At the UK’s Centre for Doctoral Training in AI for Medical Diagnosis and Care, doctoral students are tasked with revolutionary research projects that could potentially revamp and transform cancer treatment


“Our healthcare system is generating a vast quantity of information but often, it’s assessed in isolation,” says neuroscientist Anna-Grace Linton. “I am interested in the potential of AI-driven systems to analyze, order, and identify patterns embedded in medical notes, scoring systems, pathology test and scan results to give physicians a unified picture of a patient’s health status to be able to make a more precise diagnosis.”

Linton’s latest research project targets Patient Reported Outcome Measures (PROMs), a combination of Likert scales responses and free text comments self-reported by patients to reflect on their respective perceptions and experiences of treatment.

Both generic and disease-specific PROMs are increasingly valuable tools to investigate the factors influencing the quality of life, healthcare utilization and survival rates of cancer patients. It has been found that psychometrically reliable and operationally feasible PROMs can provide deep insights into the effectiveness and impact of various treatment regimens, as well as expose the level of symptom severity and the burden of the disease on patients. As such, Linton is applying AI methodologies, including natural language processing on PROMs datasets and unstructured comments given by patients to create predictive models for long-term outcomes following cancer treatment and a better understanding of the factors that can improve patients’ wellbeing and chances of survival.

“If you are diagnosed with Stage Two or Stage Two B gastric cancer and happen to live in Asia, you are most likely to be treated with surgery followed by adjuvant chemotherapy,” wrote Joe Sims, an Astrophysicist from Liverpool. “In many countries, this is a common practice but what if a subset of patients were able to recover with only surgery and not chemotherapy?” This is a question Sims is trying to answer using a combination of deep learning and spatial analytical techniques on hundreds of tissue samples containing tumors extracted from patients with Stage Two or Stage Two B gastric cancer.

Half of these patients have undergone surgery while the other half have received both surgery and chemotherapy.
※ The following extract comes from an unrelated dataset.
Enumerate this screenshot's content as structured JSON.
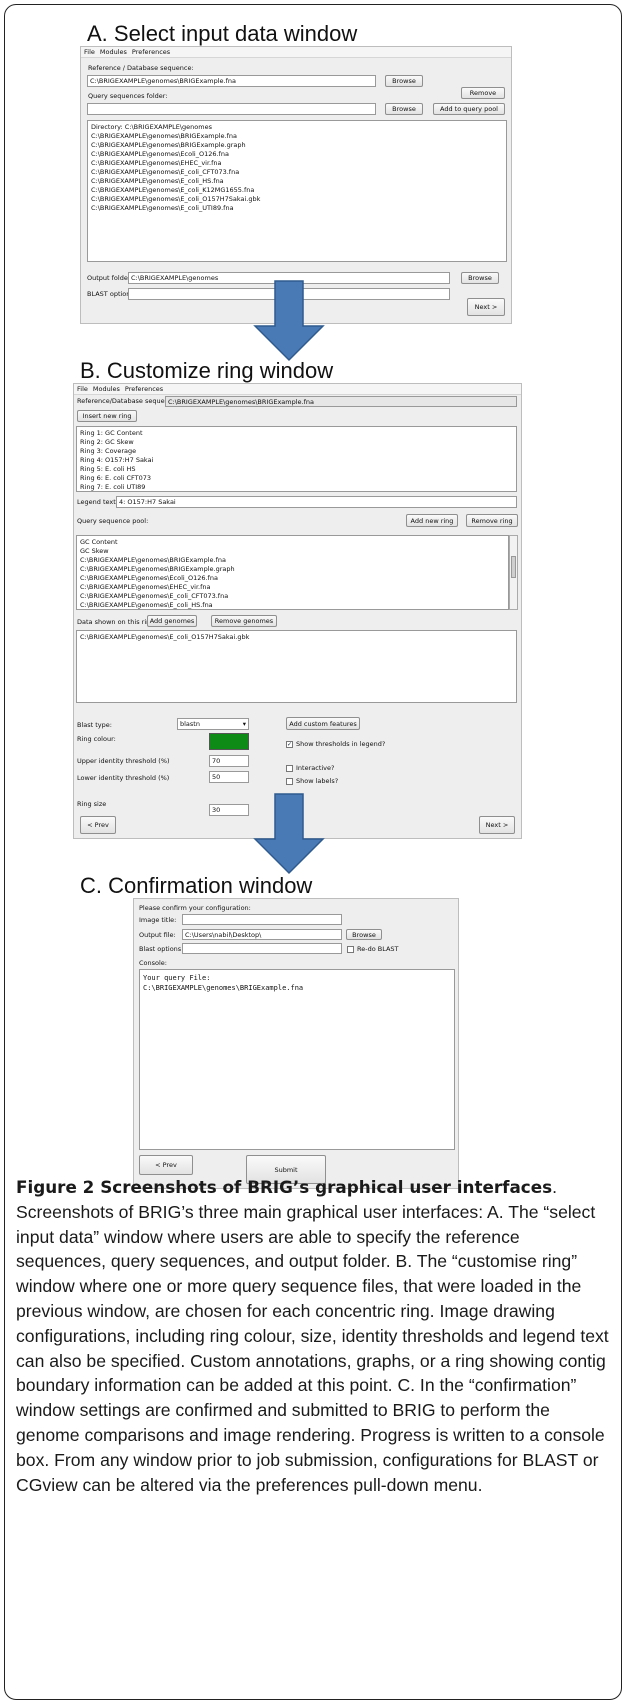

Sims wants to uncover patients who won’t necessarily benefit from post-surgery chemotherapy and provide a pathological explanation to the result. Both Linton and Sims are the first cohort of PhD students who commenced their studies at the UKRI (UK Research and Innovation) Centre for Doctoral Training (CDT) in AI for Medical Diagnosis and Care in September 2019.

CDT in AI for Medical Diagnosis and Care is supported by the Leeds Institute for Data Analytics (LIDA) and is working in close partnership with the Leeds Teaching Hospitals NHS Trust for its vast repository of data and extensive clinical input from a digital pathology network of nine hospitals, seven universities, and MedTech companies. It’s one of the 16 CDT Centres for doctoral training in AI funded by UKRI that has a special focus on transforming cancer diagnosis and care through the application of advanced technologies.

The announcement for the launch of these 16 CDT Centres took place in February 2019 as the UK government recognized the pressing need to groom new talents and experts when AI is continuously deployed to improve healthcare, tackle climate change, and create new commercial opportunities. These 16 CDT Centres were funded by a £100 million investment from UKRI. CDT in AI for Medical Diagnosis and Care has a pioneering batch of 10 students, and it aims to have an intake of 50 students in the academic year thereafter.

“The UK is a world leader in AI. But we can’t be complacent. We need to ensure there are enough talented and creative people with the skills and knowledge to harness and develop this powerful technology,” says David Hogg, Professor of Artificial Intelligence and Director of the CDT in AI for Medical Diagnosis and Care. The PhD students, coming from diverse backgrounds, will be supervised by one clinical and one computer science faculty from the University of Leeds to harness a strong understanding of both the technology and medicine and can think computationally about a problem and its solutions.

“AI has the potential to make a real difference to patients with chronic diseases including cancer,” Professor Hogg adds. “Early detection becomes critically important as AI-driven tools would identify those at risks before symptoms appear and suggest lifestyle changes that would reduce long-term risks, greatly speed up and increase the reliability of diagnostic services such as radiology and pathology, and help doctors and patients select the most appropriate care pathway based on personal history and clinical need. We need more talents, preferably a network of expertise, to arrive at that future we have envisioned.”